Tuesday, November 10, 2009
Best known for Priscilla, Queen of the Desert, Stephan Elliott is an Australian filmmaker whose films turn up at odd intervals with very little common thread among them. Given that he had not had a theatrical release in 9 years, I am curious why he should have applied one of his sporadic efforts to a 1925 Noel Coward play which has not had a major revival recently, and most of which Elliott chose to jettison in making his adaptation. I'm referring to Easy Virtue (2008), which gives us the old, old story of the unacceptably modern daughter-in-law who offends the traditional family. Coward's play was a melodrama, written before he became famous as a wit; Elliott has chosen to adapt the film as if it had been written later, as a comedy.

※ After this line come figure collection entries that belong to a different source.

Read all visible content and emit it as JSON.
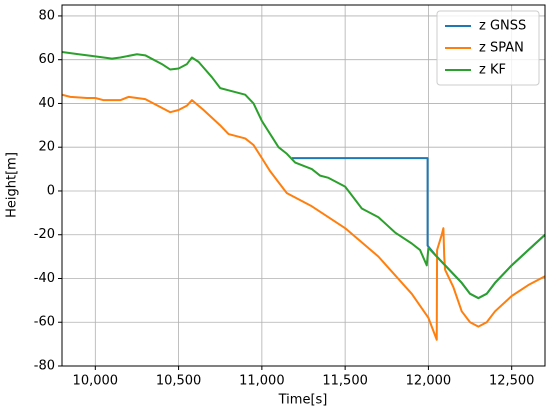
{
  "chart_data": {
    "type": "line",
    "x_label": "Time[s]",
    "y_label": "Height[m]",
    "xlim": [
      9800,
      12700
    ],
    "ylim": [
      -80,
      85
    ],
    "xticks": [
      {
        "value": 10000,
        "label": "10,000"
      },
      {
        "value": 10500,
        "label": "10,500"
      },
      {
        "value": 11000,
        "label": "11,000"
      },
      {
        "value": 11500,
        "label": "11,500"
      },
      {
        "value": 12000,
        "label": "12,000"
      },
      {
        "value": 12500,
        "label": "12,500"
      }
    ],
    "yticks": [
      -80,
      -60,
      -40,
      -20,
      0,
      20,
      40,
      60,
      80
    ],
    "grid": true,
    "legend": "upper right",
    "series": [
      {
        "name": "z GNSS",
        "color": "#1f77b4",
        "x": [
          11180,
          11990,
          11995,
          11995,
          12050,
          12100,
          12200,
          12250,
          12300,
          12350,
          12400,
          12500,
          12600,
          12700
        ],
        "values": [
          15,
          15,
          15,
          -25,
          -30,
          -34,
          -42,
          -47,
          -49,
          -47,
          -42,
          -34,
          -27,
          -20
        ]
      },
      {
        "name": "z SPAN",
        "color": "#ff7f0e",
        "x": [
          9800,
          9850,
          9950,
          10000,
          10050,
          10150,
          10200,
          10300,
          10400,
          10450,
          10500,
          10550,
          10580,
          10650,
          10750,
          10800,
          10900,
          10950,
          11000,
          11050,
          11100,
          11150,
          11300,
          11500,
          11700,
          11900,
          12000,
          12050,
          12052,
          12080,
          12090,
          12095,
          12100,
          12150,
          12200,
          12250,
          12300,
          12350,
          12400,
          12500,
          12600,
          12700
        ],
        "values": [
          44,
          43,
          42.5,
          42.5,
          41.5,
          41.5,
          43,
          42,
          38,
          36,
          37,
          39,
          41.5,
          37,
          30,
          26,
          24,
          21,
          15,
          9,
          4,
          -1,
          -7,
          -17,
          -30,
          -47,
          -58,
          -68,
          -27,
          -20,
          -17,
          -30,
          -36,
          -44,
          -55,
          -60,
          -62,
          -60,
          -55,
          -48,
          -43,
          -39
        ]
      },
      {
        "name": "z KF",
        "color": "#2ca02c",
        "x": [
          9800,
          9900,
          10000,
          10100,
          10150,
          10250,
          10300,
          10400,
          10450,
          10500,
          10550,
          10580,
          10620,
          10700,
          10750,
          10800,
          10900,
          10950,
          11000,
          11050,
          11100,
          11150,
          11200,
          11300,
          11350,
          11400,
          11500,
          11550,
          11600,
          11700,
          11800,
          11900,
          11950,
          11990,
          12000,
          12050,
          12100,
          12200,
          12250,
          12300,
          12350,
          12400,
          12500,
          12600,
          12700
        ],
        "values": [
          63.5,
          62.5,
          61.5,
          60.5,
          61,
          62.5,
          62,
          58,
          55.5,
          56,
          58,
          61,
          59,
          52,
          47,
          46,
          44,
          40,
          32,
          26,
          20,
          17,
          13,
          10,
          7,
          6,
          2,
          -3,
          -8,
          -12,
          -19,
          -24,
          -27,
          -34,
          -26,
          -30,
          -34,
          -42,
          -47,
          -49,
          -47,
          -42,
          -34,
          -27,
          -20
        ]
      }
    ]
  }
}
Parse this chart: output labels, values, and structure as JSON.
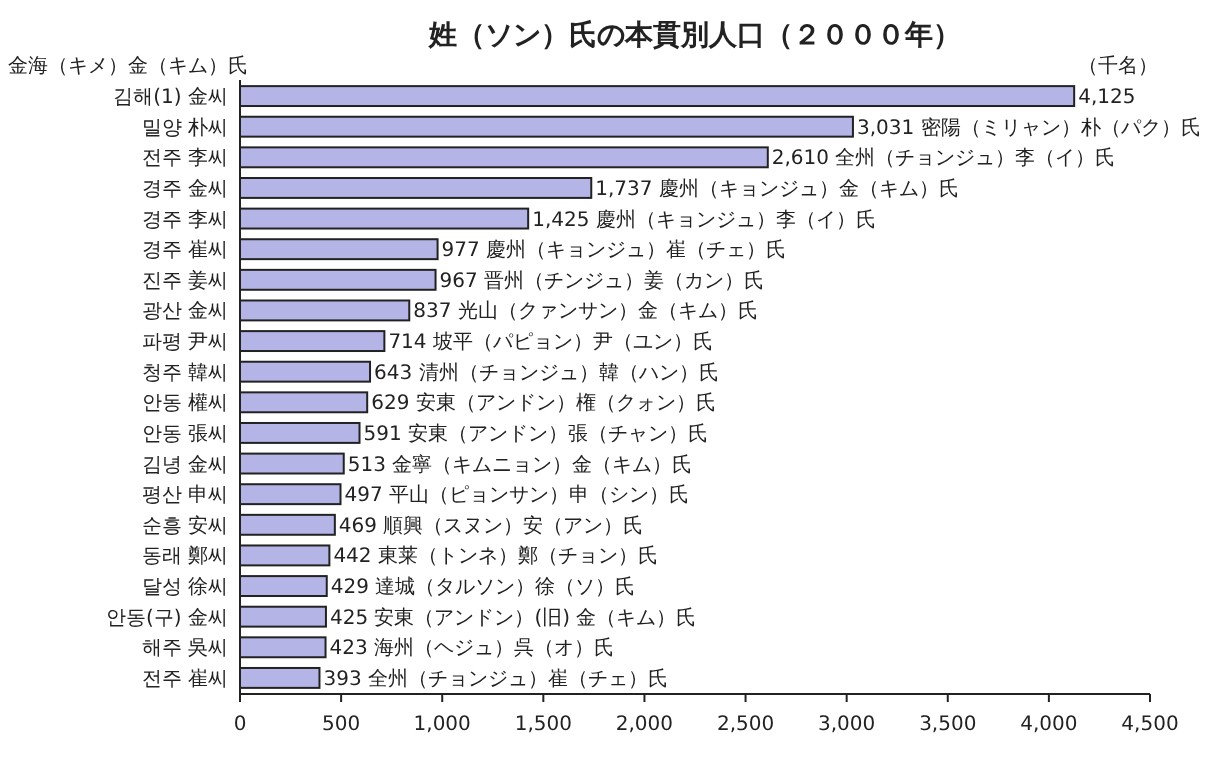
{
  "chart_data": {
    "type": "bar",
    "orientation": "horizontal",
    "title": "姓（ソン）氏の本貫別人口（２０００年）",
    "annotations": [
      "金海（キメ）金（キム）氏",
      "（千名）"
    ],
    "categories": [
      "김해(1) 金씨",
      "밀양 朴씨",
      "전주 李씨",
      "경주 金씨",
      "경주 李씨",
      "경주 崔씨",
      "진주 姜씨",
      "광산 金씨",
      "파평 尹씨",
      "청주 韓씨",
      "안동 權씨",
      "안동 張씨",
      "김녕 金씨",
      "평산 申씨",
      "순흥 安씨",
      "동래 鄭씨",
      "달성 徐씨",
      "안동(구) 金씨",
      "해주 吳씨",
      "전주 崔씨"
    ],
    "values": [
      4125,
      3031,
      2610,
      1737,
      1425,
      977,
      967,
      837,
      714,
      643,
      629,
      591,
      513,
      497,
      469,
      442,
      429,
      425,
      423,
      393
    ],
    "value_labels": [
      "4,125",
      "3,031 密陽（ミリャン）朴（パク）氏",
      "2,610 全州（チョンジュ）李（イ）氏",
      "1,737 慶州（キョンジュ）金（キム）氏",
      "1,425 慶州（キョンジュ）李（イ）氏",
      "977 慶州（キョンジュ）崔（チェ）氏",
      "967 晋州（チンジュ）姜（カン）氏",
      "837 光山（クァンサン）金（キム）氏",
      "714 坡平（パピョン）尹（ユン）氏",
      "643 清州（チョンジュ）韓（ハン）氏",
      "629 安東（アンドン）権（クォン）氏",
      "591 安東（アンドン）張（チャン）氏",
      "513 金寧（キムニョン）金（キム）氏",
      "497 平山（ピョンサン）申（シン）氏",
      "469 順興（スヌン）安（アン）氏",
      "442 東莱（トンネ）鄭（チョン）氏",
      "429 達城（タルソン）徐（ソ）氏",
      "425 安東（アンドン）(旧) 金（キム）氏",
      "423 海州（ヘジュ）呉（オ）氏",
      "393 全州（チョンジュ）崔（チェ）氏"
    ],
    "color": "#b4b4e6",
    "xlim": [
      0,
      4500
    ],
    "xticks": [
      0,
      500,
      {
        "value": 1000,
        "label": "1,000"
      },
      {
        "value": 1500,
        "label": "1,500"
      },
      {
        "value": 2000,
        "label": "2,000"
      },
      {
        "value": 2500,
        "label": "2,500"
      },
      {
        "value": 3000,
        "label": "3,000"
      },
      {
        "value": 3500,
        "label": "3,500"
      },
      {
        "value": 4000,
        "label": "4,000"
      },
      {
        "value": 4500,
        "label": "4,500"
      }
    ],
    "grid": false
  }
}
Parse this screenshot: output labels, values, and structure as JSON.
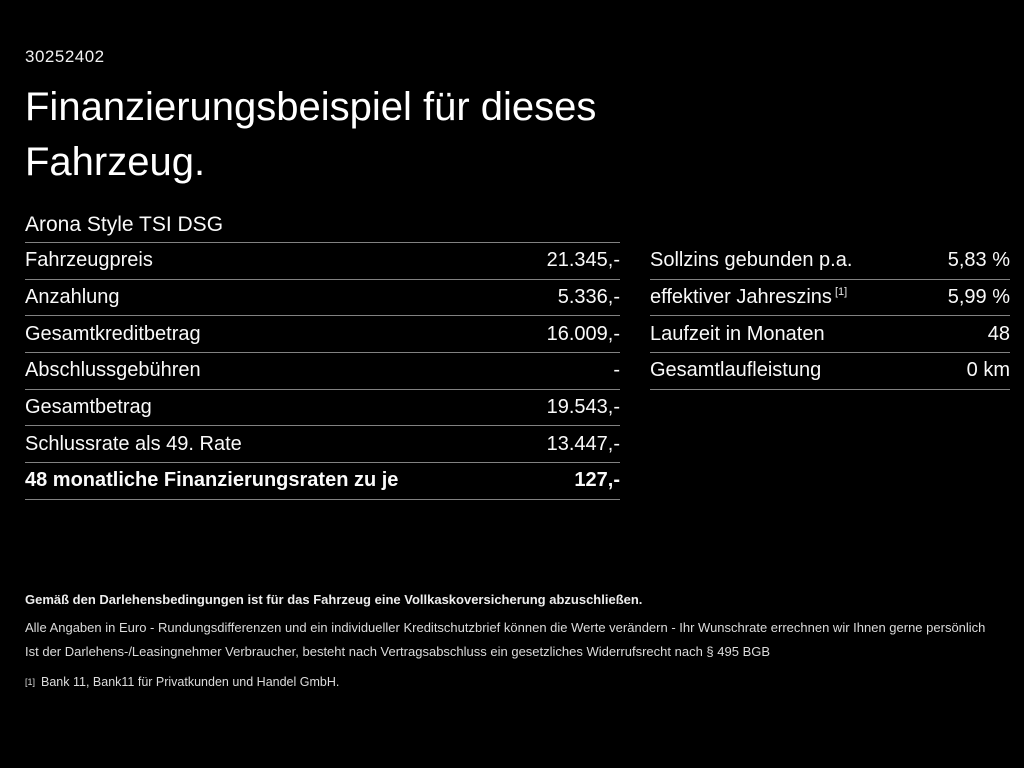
{
  "page": {
    "document_id": "30252402",
    "title": "Finanzierungsbeispiel für dieses Fahrzeug.",
    "model": "Arona Style TSI DSG"
  },
  "left_table": {
    "rows": [
      {
        "label": "Fahrzeugpreis",
        "value": "21.345,-"
      },
      {
        "label": "Anzahlung",
        "value": "5.336,-"
      },
      {
        "label": "Gesamtkreditbetrag",
        "value": "16.009,-"
      },
      {
        "label": "Abschlussgebühren",
        "value": "-"
      },
      {
        "label": "Gesamtbetrag",
        "value": "19.543,-"
      },
      {
        "label": "Schlussrate als 49. Rate",
        "value": "13.447,-"
      },
      {
        "label": "48 monatliche Finanzierungsraten zu je",
        "value": "127,-"
      }
    ]
  },
  "right_table": {
    "rows": [
      {
        "label": "Sollzins gebunden p.a.",
        "sup": "",
        "value": "5,83 %"
      },
      {
        "label": "effektiver Jahreszins",
        "sup": "[1]",
        "value": "5,99 %"
      },
      {
        "label": "Laufzeit in Monaten",
        "sup": "",
        "value": "48"
      },
      {
        "label": "Gesamtlaufleistung",
        "sup": "",
        "value": "0 km"
      }
    ]
  },
  "footer": {
    "insurance_note": "Gemäß den Darlehensbedingungen ist für das Fahrzeug eine Vollkaskoversicherung abzuschließen.",
    "disclaimer_line1": "Alle Angaben in Euro - Rundungsdifferenzen und ein individueller Kreditschutzbrief können die Werte verändern - Ihr Wunschrate errechnen wir Ihnen gerne persönlich",
    "disclaimer_line2": "Ist der Darlehens-/Leasingnehmer Verbraucher, besteht nach Vertragsabschluss ein gesetzliches Widerrufsrecht nach § 495 BGB",
    "footnote_marker": "[1]",
    "footnote_text": "Bank 11, Bank11 für Privatkunden und Handel GmbH."
  },
  "colors": {
    "background": "#000000",
    "text": "#fafafa",
    "divider": "#828282"
  }
}
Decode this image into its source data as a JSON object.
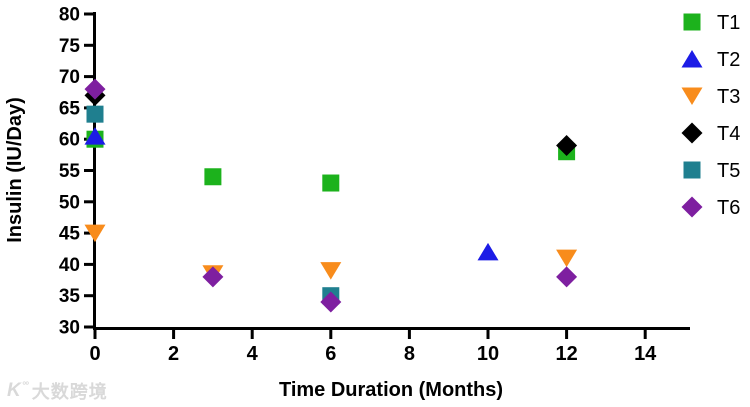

Many of the structural changes are improvements. But the problem is one of consistent tone. If you are going to comedy of manners, especially English manners, precision is required. You've got to hit it spot on. Are your villains going to openly display their contempt, or cloak it in mock-courtesy? In Kristin Scott-Thomas's performance, the mother constantly vacillates between fake sweetness and an outright rudeness highly unlikely among the English upper class.
It suggests a tone-deafness that may be attributable to Elliott's non-Englishness. Australian society has its classes, but it does not have the fine and subtle distinctions, nor the practice of dissembling hostility. Ozzies tend to say what they mean right out, manners be damned, which makes this film confused and confusing.
Nonetheless, Jessica Biel looks absolutely splendid in long white evening gowns, and my wife believes that ALL films should end with the heroine running off with Colin Firth.